# Schaumburg, IL - 12/16 - Rocky Patel Event



## omowasu (Aug 9, 2006)

It looks like there is going to be a Rocky Patel factory event at the Binny's liquor and cigar "superstore" in Schaumburg on 12/16. Binnys is on Golf road on the South side between Higgins and Roselle. Details are a little sketchy at this point. It is my understanding that times are 1-4pm. This may be a good opportunity to pick up some of the sungrowns!

I may try and herf it up afterward, but I have a party to get to at 6:00 pm, so it may be tight. I will post as my schedule develops. I think a herf in Schaumburg is mandatory prior to the ridiculous "clean air ordinance" enactment on 1/2/07.


----------



## decesaro (Jan 31, 2006)

Sounds like it will be a good time , Will Rocky be there as the host? 

I was looking for something to do on my birthday weekend.... woo hoo :w


----------



## omowasu (Aug 9, 2006)

UH OH.... it gets even BETTER!

HOLIDAY TASTING
Saturday, December 16, 1:00-4:00pm
Sample over 25 craft and holiday beers from all over the world! Featured breweries include: Chimay, Delirium, Samuel Smith, Lindemans, Great Lakes Brewing Co, Sam Adams and many more. Also, enjoy fantastic Ports from Fonseca and Taylor Fladgate. Great last minute gift ideas! Free to Binny's Card members.

I have to call them tomorrow - if they have Rocky Patel specials AND Belgian Beers, Ill be tailgaiting in the parking lot! Ill pitch a tent!  no, not that kind of tent u


----------



## Cochise (Jun 9, 2005)

I'll be at work 

But It's a great store and Rocky has a great product.

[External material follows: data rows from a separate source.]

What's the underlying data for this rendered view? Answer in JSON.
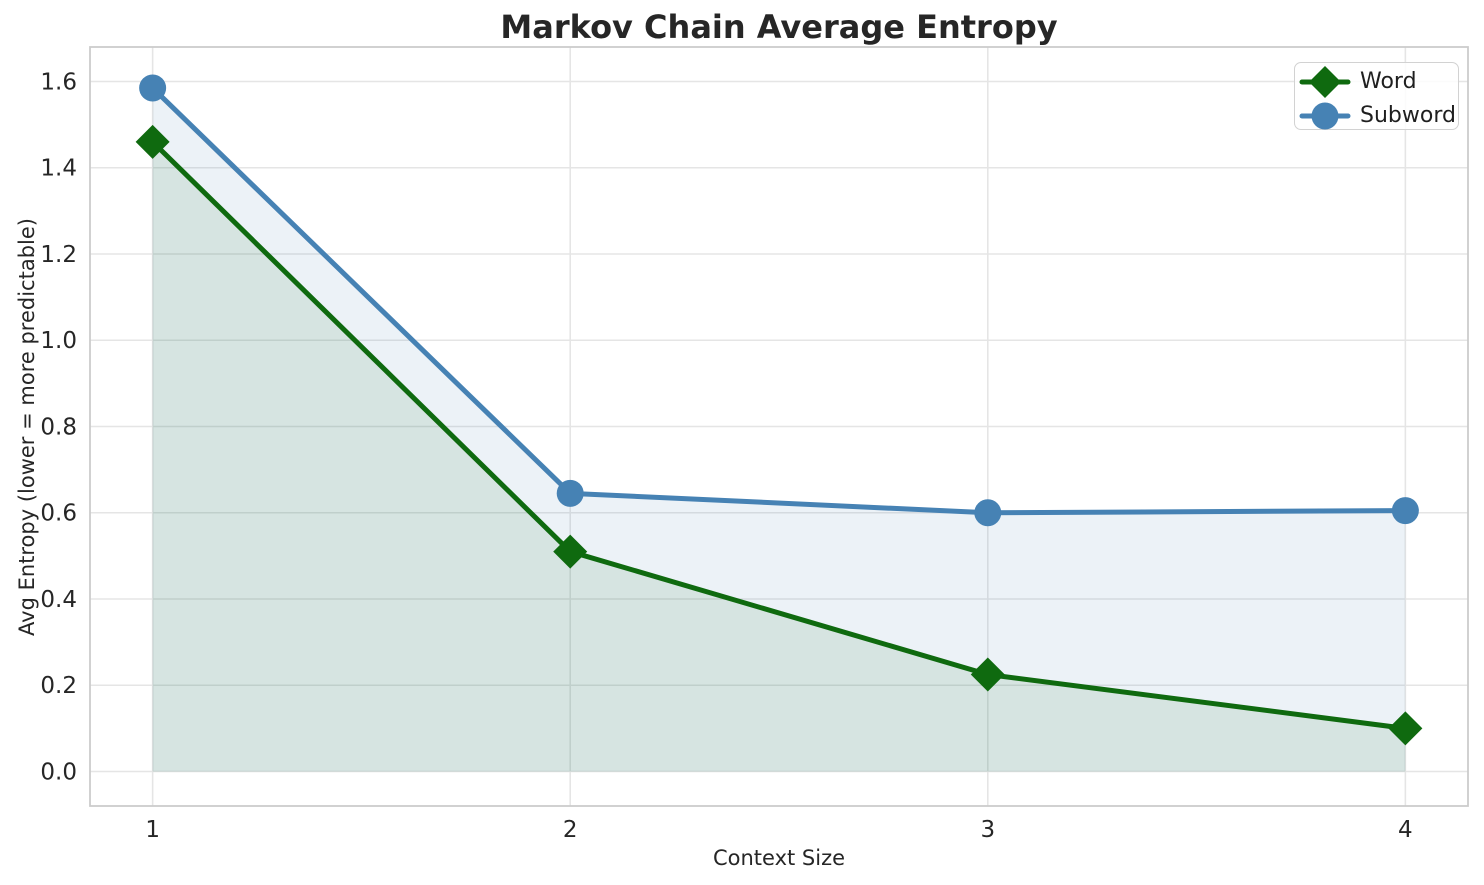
{
  "chart_data": {
    "type": "line",
    "title": "Markov Chain Average Entropy",
    "xlabel": "Context Size",
    "ylabel": "Avg Entropy (lower = more predictable)",
    "x": [
      1,
      2,
      3,
      4
    ],
    "series": [
      {
        "name": "Word",
        "marker": "diamond",
        "color": "#0f6a0f",
        "fill_alpha": 0.1,
        "values": [
          1.46,
          0.51,
          0.225,
          0.1
        ]
      },
      {
        "name": "Subword",
        "marker": "circle",
        "color": "#4682b4",
        "fill_alpha": 0.1,
        "values": [
          1.585,
          0.645,
          0.6,
          0.605
        ]
      }
    ],
    "xticks": [
      1,
      2,
      3,
      4
    ],
    "yticks": [
      0.0,
      0.2,
      0.4,
      0.6,
      0.8,
      1.0,
      1.2,
      1.4,
      1.6
    ],
    "xlim": [
      0.85,
      4.15
    ],
    "ylim": [
      -0.08,
      1.68
    ],
    "grid": true,
    "area_baseline": 0,
    "legend_position": "upper right"
  },
  "colors": {
    "background": "#ffffff",
    "text": "#262626",
    "grid": "#e5e5e5",
    "spine": "#cccccc",
    "legend_border": "#d2d2d2"
  }
}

I met him last month at a grand opening in Downers Grove, He's a swell guy.


----------



## mastershogun (Nov 3, 2006)

could i get some more information in this? I wasn't able to find anything on their site


----------



## omowasu (Aug 9, 2006)

mastershogun said:


> could i get some more information in this? I wasn't able to find anything on their site


Im going to call them tomorrow for more info. Ill postwhore tomorrow night accordingly! :r


----------